The Exploitation of Power Dynamics in Romantic Relationships Originally published in print March 2020.

This article is co-authored by Alex O’Sullivan and Ursula Dale, who have written about their experiences of non-deliberate and deliberate exploitation within a relationship with a power dynamic.

Power dynamics in relationships can be difficult to spot. Sometimes when a person enters a relationship, there’s seldom evidence of such a dynamic until something goes wrong. An unhealthy power imbalance can exist for reasons such as age, experience or financial situation and, while power instability in relationships isn’t always unethical or non-consensual, it can leave a person feeling naive, confused and mistrustful.

Going out with someone a few years older than you isn’t wrong. Gaps in age, experience or position between consenting adults are fine, but sometimes power dynamics are created and, when exploited, can seriously harm the people involved. 

 

Alex O’Sullivan:

‘I didn’t realise that I was in a relationship with a power imbalance until I was out of it. The person in question was older than me and had a lot more experience emotionally and sexually. When the relationship began, the imbalance of power, and his authority, was cemented by these things. I don’t believe that he necessarily exploited this for personal gain, but he was definitely aware that it existed and didn’t seem to have a problem with it. That being said, neither did I at the time. Now that I’m a few months out of that situation, I think if I went back with the experience and knowledge that I now have, I wouldn’t have entertained the relationship in the first place.
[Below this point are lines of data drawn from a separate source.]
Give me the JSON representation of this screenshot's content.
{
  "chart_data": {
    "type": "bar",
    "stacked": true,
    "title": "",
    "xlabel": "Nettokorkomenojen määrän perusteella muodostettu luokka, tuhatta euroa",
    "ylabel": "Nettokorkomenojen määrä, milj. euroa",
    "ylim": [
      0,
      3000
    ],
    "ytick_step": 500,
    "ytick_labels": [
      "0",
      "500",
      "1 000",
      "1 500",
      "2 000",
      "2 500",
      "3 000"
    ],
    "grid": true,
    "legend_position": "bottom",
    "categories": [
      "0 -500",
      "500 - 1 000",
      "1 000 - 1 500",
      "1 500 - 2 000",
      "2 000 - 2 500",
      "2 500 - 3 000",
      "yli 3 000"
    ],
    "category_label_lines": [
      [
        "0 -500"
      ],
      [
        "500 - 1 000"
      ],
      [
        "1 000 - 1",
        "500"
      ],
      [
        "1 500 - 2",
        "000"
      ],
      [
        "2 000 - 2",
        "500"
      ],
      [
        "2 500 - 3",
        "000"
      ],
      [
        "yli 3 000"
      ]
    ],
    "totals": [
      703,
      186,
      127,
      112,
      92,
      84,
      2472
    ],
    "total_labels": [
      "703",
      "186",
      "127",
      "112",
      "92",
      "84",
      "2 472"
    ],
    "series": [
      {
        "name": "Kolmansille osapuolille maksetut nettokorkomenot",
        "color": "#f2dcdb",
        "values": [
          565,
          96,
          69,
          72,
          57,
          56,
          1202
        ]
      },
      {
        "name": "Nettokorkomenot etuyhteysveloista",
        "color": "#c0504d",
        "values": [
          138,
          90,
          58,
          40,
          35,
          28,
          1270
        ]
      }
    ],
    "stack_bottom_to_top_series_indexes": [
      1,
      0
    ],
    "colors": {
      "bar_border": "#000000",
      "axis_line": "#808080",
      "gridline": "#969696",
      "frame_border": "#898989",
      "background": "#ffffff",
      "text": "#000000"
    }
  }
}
I felt at times that I wanted to impress him and gain his approval simply because he seemed to be on a level above mine. I desperately wanted to be in a place where I felt that he viewed me as an equal, but the imbalance of power meant I never actually was. I don’t think that he created these conditions on purpose, but they were created and did affect me personally. I felt I let myself down by how much I altered my core beliefs for this person. Looking back, I should never have been put in a position where I felt that this was the only way I could be validated by him.’ 

Ursula Dale:

‘It’s not uncommon for young people, especially those at the start of a crucial life stage like university, to become vulnerable to exploitation. Completing a degree, moving into a postgraduate position, or even a further career, offers tangible life experience and those who have undergone such development are often cognisant of their own position. If people in this position choose, with an awareness of their own power, to enter into a relationship (casual or otherwise) with any person who is considerably younger than them, without acceptable reflection on their own authority, then they become complicit in this power imbalance. Not all relationships between younger men and women (or those of any gender orientation) are representative of this; I recognise my personal bias. It is important to acknowledge that many people will treat those younger than them, who are likely more emotionally and financially vulnerable, with the respect of equals and peers. My own experience, unfortunately, has been informed by a negative exposure to the dynamic of dating someone older who held greater social and sexual experiences without such consideration. 

The boundaries of my relationship with someone older were confusing from the beginning. We were initially clear with wanting something casual – I was just out of my first ever relationship. As we continued to date, he established a desire for emotional intimacy and the appropriate rituals which accompany romantic – not casual – attachments. The holding of authority fell insidiously onto his side. Desiring emotional intimacy, but not wanting commitment, the person I was seeing would frequently express how they thought they were hurting me, and expressed an awareness of my wanting a boyfriend. Reflecting back now, I am frustrated with my lack of awareness, and his clear insight into how I felt, and how my naivety could be used to his benefit. Frequently, he would leave after we dated or were sexually intimate, claiming to prefer the company of himself and his own bed. Recounting my experiences undoubtedly makes me feel confused and hurt by my own lack of awareness; in equal measure, however, I am angry that someone with a clear recognition of their position continued to use their authority for a personal emotion benefit, and an obvious ego boost, without consideration for destructive emotional impact on the other party. This person was older, had far greater experience than me and consistently spoke of how they’d strung women along in the past or had abruptly ended relationships over text. The consistent misuse of their position, with a visible understanding of my vulnerability, meant the person I was seeing was well experienced and equipped with the tools for visibly predatory behaviour. Women are often blamed for not spotting the warning signs in relationships which go wrong, and held to higher degree of moral accountability than those who take advantage of them. This is representative of a wider culture of applying false blame. This is a culture in which men’s immorality is brushed off as a symptom of lad culture, and where conscious manipulation is blamed on the naivety of young people (especially women) in general, as opposed to the deliberate predation of the perpetrator. When operating within a power dynamic your position and your autonomy, is not the same as in a stable and balanced partnership. Men are seldom unaware of the power of their own position, especially when it comes to women.’